Americans need answers on Iraq

“I want to ask George Bush: Why did my son die?” – Cindy Sheehan

Sheehan will get her wish to meet with President Bush the day winged donkeys perform an air show in the skies above the South Lawn. In other words, never.

In part this is because the president is famously intolerant of criticism and notoriously fumble-tongued when working without a script, so his handlers would rather chew glass than send him out to confront an angry protester who knows exactly what she believes and why. It is also because no president can afford to be seen as having been bullied into doing something. So Sheehan’s vigil near the president’s Crawford, Texas, ranch is likely to continue until the end of Bush’s extended vacation without reaching resolution.

Unless you count embarrassing a president who badly needed embarrassing. In which case, Sheehan’s demand for a meeting has already been a smashing success.

This is largely because Sheehan has one quality most protesters lack: moral authority. Her 24-year-old son, Casey, was killed in Baghdad last year. So it’s hard for the attack dogs of the Republican right to go after her with the smear-the-messenger vitriol they usually unleash when someone says heretical things about the great and powerful Bush.

Not that they haven’t given it the old school try. Bill O’Reilly of Fox News derides her as a political operative, Rush Limbaugh says her story is not “real.” Some critics observe that Sheehan’s protest has driven her and her husband apart. Others note that she’s already met with Bush. He spoke with her and members of other grieving families in June of last year, after which she described his demeanor as respectful. She now says he acted as if he were at a party.

Sheehan has explained the discrepancy by saying that when she met the president, she was still in “shock” over her son’s death and that her anger has grown over the intervening year as evidence mounts that there never were any weapons of mass destruction and that Bush was fixated on attacking Iraq almost from the moment he took office.

Meantime, the president has mounted a belated counter-offensive, insisting in recent speeches that while he respects Sheehan’s grief and her right to protest, she is wrong to oppose his war. For good measure he trots out yet again the specter of a connection between Iraq and the Sept. 11 attacks. This connection exists only in his mind.

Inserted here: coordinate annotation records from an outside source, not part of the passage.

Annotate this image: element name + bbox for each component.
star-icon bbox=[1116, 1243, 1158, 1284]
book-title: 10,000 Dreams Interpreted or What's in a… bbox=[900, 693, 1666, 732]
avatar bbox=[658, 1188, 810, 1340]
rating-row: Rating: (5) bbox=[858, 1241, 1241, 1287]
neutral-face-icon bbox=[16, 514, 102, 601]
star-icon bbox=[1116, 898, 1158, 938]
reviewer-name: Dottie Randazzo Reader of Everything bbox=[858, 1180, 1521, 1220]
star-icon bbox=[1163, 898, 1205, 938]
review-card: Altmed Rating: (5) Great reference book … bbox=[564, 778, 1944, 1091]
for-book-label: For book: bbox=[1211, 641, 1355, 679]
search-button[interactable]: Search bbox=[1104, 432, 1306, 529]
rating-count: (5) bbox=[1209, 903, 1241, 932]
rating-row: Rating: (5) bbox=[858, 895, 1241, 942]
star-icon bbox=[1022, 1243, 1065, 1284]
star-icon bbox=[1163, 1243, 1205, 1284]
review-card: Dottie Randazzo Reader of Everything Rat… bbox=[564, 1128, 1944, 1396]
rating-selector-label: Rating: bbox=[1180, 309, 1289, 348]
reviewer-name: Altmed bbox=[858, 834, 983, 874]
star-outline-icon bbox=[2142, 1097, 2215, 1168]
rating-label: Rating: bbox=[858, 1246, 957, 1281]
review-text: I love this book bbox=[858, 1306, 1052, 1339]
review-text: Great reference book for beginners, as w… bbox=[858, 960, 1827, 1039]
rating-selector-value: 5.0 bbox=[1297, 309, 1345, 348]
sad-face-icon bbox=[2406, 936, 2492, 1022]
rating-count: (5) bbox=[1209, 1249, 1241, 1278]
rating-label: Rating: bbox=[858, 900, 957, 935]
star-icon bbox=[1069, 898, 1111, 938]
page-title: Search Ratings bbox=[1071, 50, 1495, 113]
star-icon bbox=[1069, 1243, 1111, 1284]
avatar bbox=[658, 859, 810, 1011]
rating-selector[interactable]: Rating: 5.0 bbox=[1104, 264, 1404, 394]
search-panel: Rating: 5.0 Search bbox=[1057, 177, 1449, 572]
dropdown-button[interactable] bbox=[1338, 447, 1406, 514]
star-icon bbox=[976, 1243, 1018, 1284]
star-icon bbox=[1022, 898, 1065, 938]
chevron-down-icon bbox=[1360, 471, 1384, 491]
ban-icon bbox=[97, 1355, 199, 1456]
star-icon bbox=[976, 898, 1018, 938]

It would all be the same old song, except for the way Sheehan’s protest has galvanized opponents of the war, given face and voice to their gnawing anger over a costly conflict whose resemblance to Vietnam is becoming inescapable. They have coalesced around her with an alacrity suggesting a movement that had only been waiting for a leader. What began as a mother’s lonely protest has become a well-funded encampment to which celebrities, publicists, ordinary citizens and, yes, representatives of the extreme left, have gathered eagerly.

It’s a lot of sound and fury, but to find the significance, you have to go back to the question Sheehan wants to put to the president. And to recent polls indicating that more and more of us are beginning to ask the same thing.

Not just why did her son die, but why have more than 1,860 American sons and daughters died? Why have 14,000 more been injured? Why have an untold number of Iraqis also been killed and wounded? To find weapons of mass destruction? To liberate an oppressed people? To fight the war on terror? Some other of the shifting rationales that sound so tinny as the casualty count rises like floodwater?

Or, was it not all simply for the stubborn hubris of a man unable to admit when he has erred and the blinkered morality of a frightened nation unwilling to call him on it?

It’s good that Cindy Sheehan is asking questions. But what’s it tell you that until now, so many of us did not?

– Leonard Pitts Jr., winner of the 2004 Pulitzer Prize for commentary, is a columnist for the Miami Herald.